Following those requests for information, we will be taking regulatory action to reform these rules. As it happens, current interpretations of the two privacy laws I mentioned are not just impeding value-based arrangements in healthcare. They can also get in the way of communities and families working together to combat our country’s crisis of opioid addiction, another top priority for President Trump.

Conclusion

The laws mentioned, like our largest healthcare programs, are decades old. As the cost of American healthcare has kept rising, without commensurate increases in quality, it simply shouldn’t have taken us this long to stop talking about fixing them, and actually get down to doing it.

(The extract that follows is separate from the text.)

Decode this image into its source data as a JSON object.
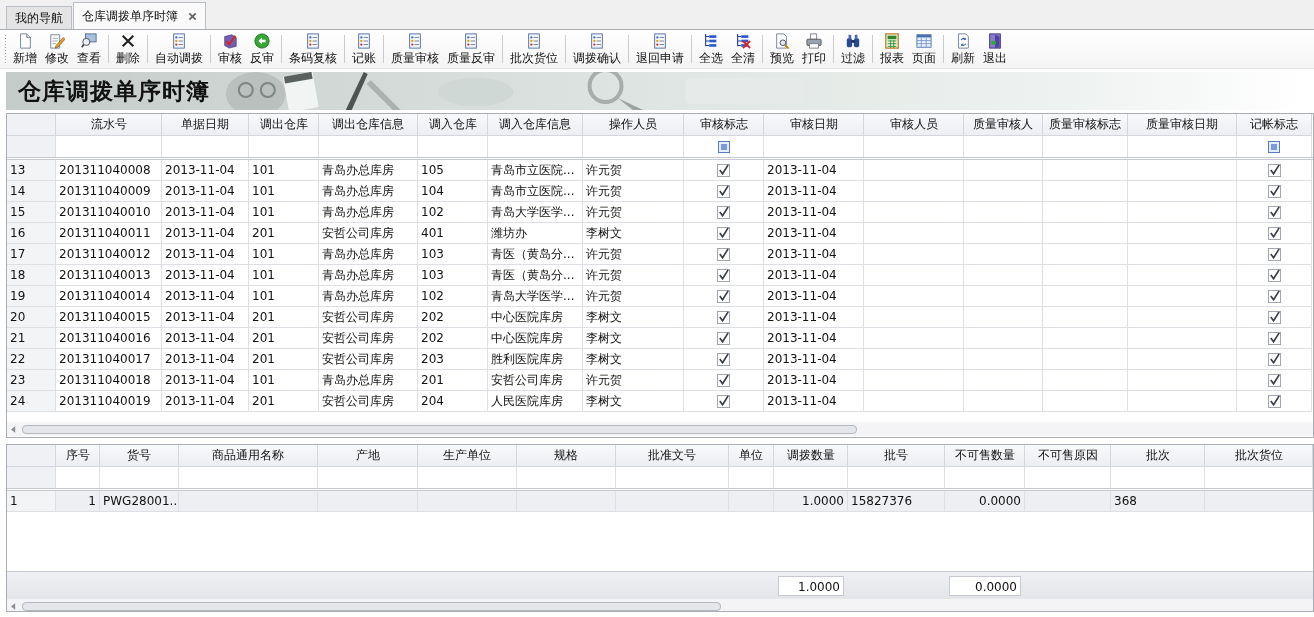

But one of the ironies of our politics today is that those who call ourselves conservatives are the ones who recognize the need for change. The political heirs of those who called themselves progressives too often no longer believe in progress, and instead propose expanding, even ossifying, programs that date back more than half a century.

Today, fixing American healthcare requires disrupting government-dictated systems, building new ones that encourage choice and competition, and heeding the principles I’ve laid out today.

Letting private innovators chart the future and refusing easy gimmicks takes some courage. But it is leaders with that kind of courage who have kept America exceptional, and President Trump possesses that kind of courage. With an openness to change, to innovation and to real economic dynamism, under this President, we can secure American exceptionalism in healthcare for generations to come.

Thank you again so much for having me here today.